Saturday, December 02, 2006

When Denial Goes Pathological

From CounterPunch, an essay from former Reagan administration assistant Treasury secretary Paul Craig Roberts:

The president of the United States is so deep into denial that he is no longer among the sane.

Delusion still rules Bush three weeks after the American people repudiated him and his catastrophic war in elections that delivered both House and Senate to the Democrats in the hope that control over Congress would give the opposition party the strength to oppose the mad occupant of the White House.

On November 28 Bush insisted that US troops would not be withdrawn from Iraq until he had completed his mission of building a stable Iraqi democracy capable of spreading democratic change in the Middle East.

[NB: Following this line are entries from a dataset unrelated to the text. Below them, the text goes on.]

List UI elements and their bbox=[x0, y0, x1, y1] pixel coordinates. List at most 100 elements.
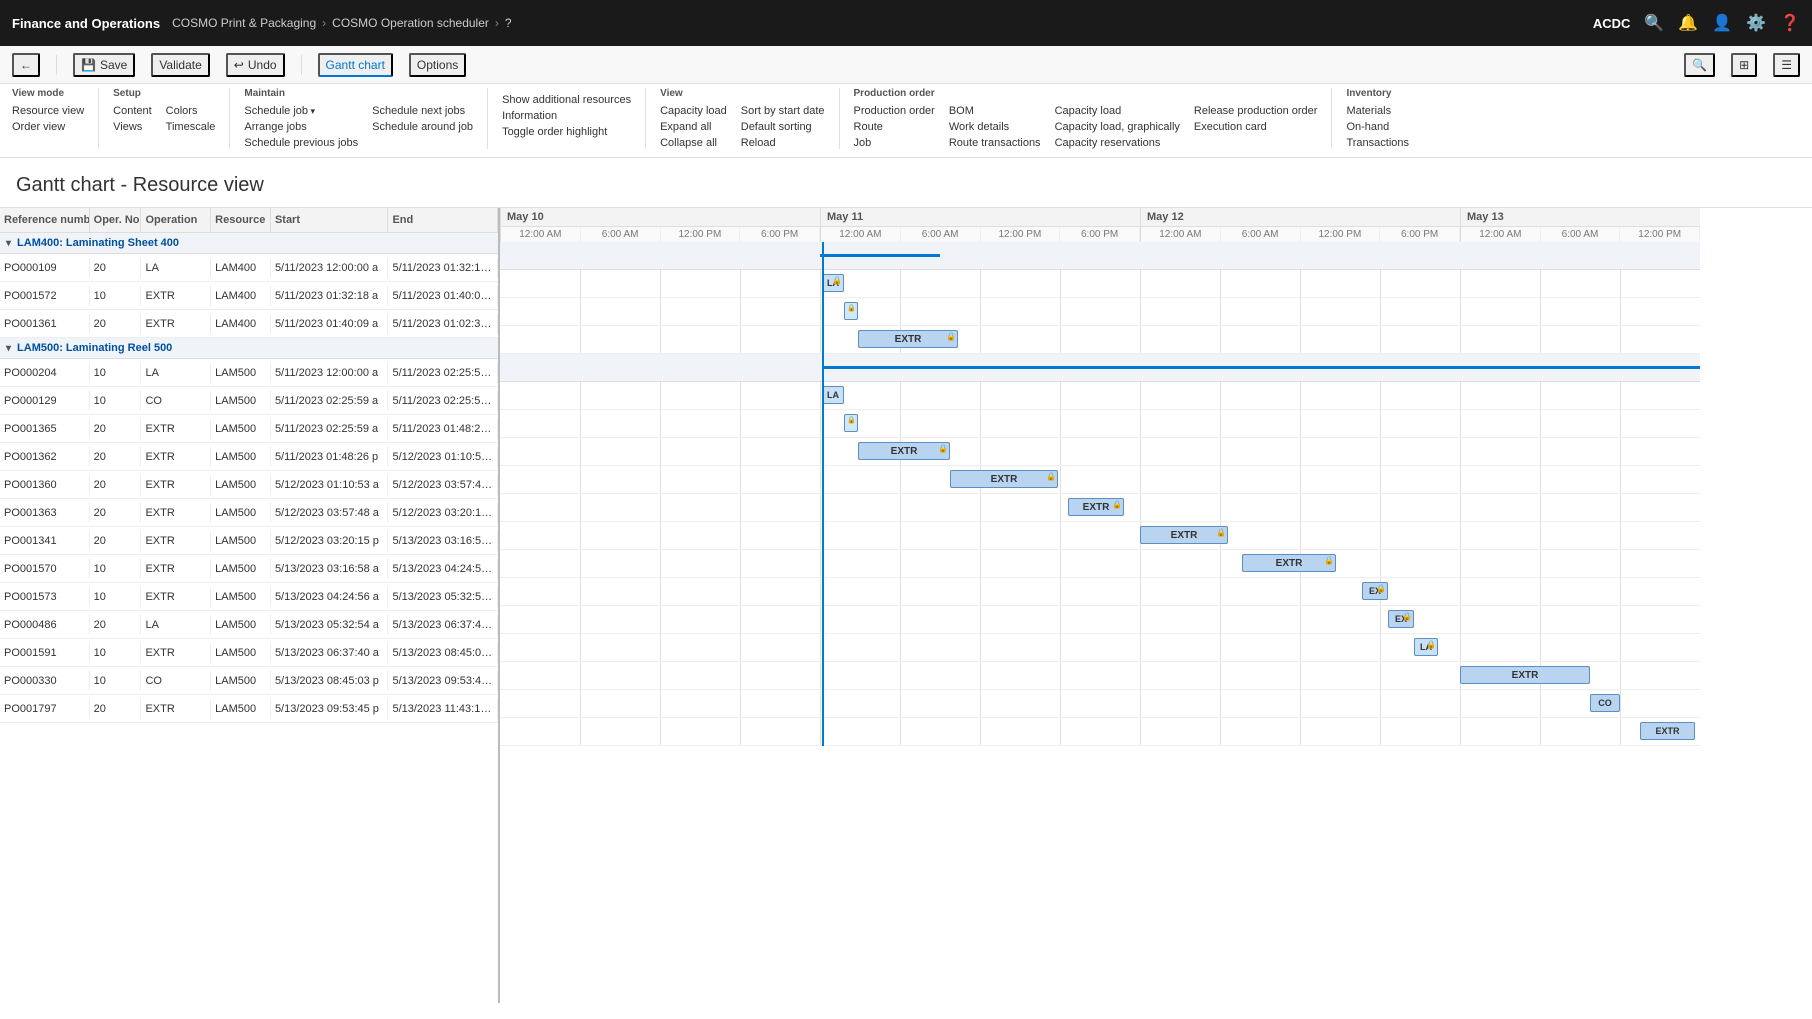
ribbon-link-execution-card[interactable]: Execution card bbox=[1194, 121, 1318, 133]
undo-button[interactable]: ↩ Undo bbox=[226, 53, 285, 77]
gantt-bar-po001362[interactable]: EXTR 🔒 bbox=[950, 470, 1058, 488]
cell-start: 5/11/2023 01:32:18 a bbox=[271, 286, 389, 306]
ribbon-link-show-additional-resources[interactable]: Show additional resources bbox=[502, 94, 631, 106]
cell-res: LAM500 bbox=[211, 363, 271, 383]
ribbon-link-timescale[interactable]: Timescale bbox=[166, 121, 216, 133]
table-row[interactable]: PO001360 20 EXTR LAM500 5/12/2023 01:10:… bbox=[0, 471, 498, 499]
ribbon-link-capacity-reservations[interactable]: Capacity reservations bbox=[1055, 137, 1180, 149]
gantt-bar-po000204[interactable]: LA bbox=[822, 386, 844, 404]
ribbon-link-transactions[interactable]: Transactions bbox=[1346, 137, 1409, 149]
view-toggle-1[interactable]: ⊞ bbox=[1731, 53, 1757, 77]
ribbon-link-resource-view[interactable]: Resource view bbox=[12, 105, 84, 117]
ribbon-link-schedule-around-job[interactable]: Schedule around job bbox=[372, 121, 473, 133]
app-title: Finance and Operations bbox=[12, 16, 160, 31]
gantt-bar-po000129[interactable]: 🔒 bbox=[844, 414, 858, 432]
ribbon-link-schedule-job[interactable]: Schedule job bbox=[244, 105, 358, 117]
ribbon-link-prod-capacity-load[interactable]: Capacity load bbox=[1055, 105, 1180, 117]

Bush made this astonishing statement the day after NBC News, a major television network, declared Iraq to be in the midst of a civil war, a judgment with which former Secretary of State Colin Powell concurs.

The same day that Bush reaffirmed his commitment to building a stable Iraqi democracy, a secret US Marine Corps intelligence report was leaked. According to the Washington Post, the report concludes: "the social and political situation has deteriorated to a point that US and Iraqi troops are no longer capable of militarily defeating the insurgency in al-Anbar province."

Click here for the rest.

So, even though it's clear that we can't simply leave Iraq high and dry, a point of view that I've signed onto recently because of some of my buddy Matt's writings over at Caffeinated, I think it likely that stability will never happen as long as US troops are part of the mix. That is, our presence literally allows the insurgency and civil war to continue. It's obvious as to why US troops promote the insurgency, but less obvious is how we fan the flames of civil war. As long as we back the corrupt puppet regime we put in place, Sunnis and Shiites, neither of whom really accept Iraq's new government, are never going to get if figured out. US forces create an unbalancing and artificial power dynamic that essentially keeps the two rival factions in check: neither side can win outright, nor is there much incentive for them to truly negotiate, but they can kill each other, and us, repeatedly. That's going to continue for as long as we're there.

The only way out of this, as Henry Kissinger recently asserted, is to bring in the UN and regional powers to broker a cease-fire and then move on from there, completely abandoning the governmental structure we've already set up. I think the US can probably be a voice in the negotiations, but we cannot be the muscle, nor can we have the final say. But then, what am I saying? We'll never leave. Bush won't leave, and his replacement, neither Democrat nor Republican, isn't likely to give up the greatest imperial prize in national history.

We'll have troops there twenty years from now.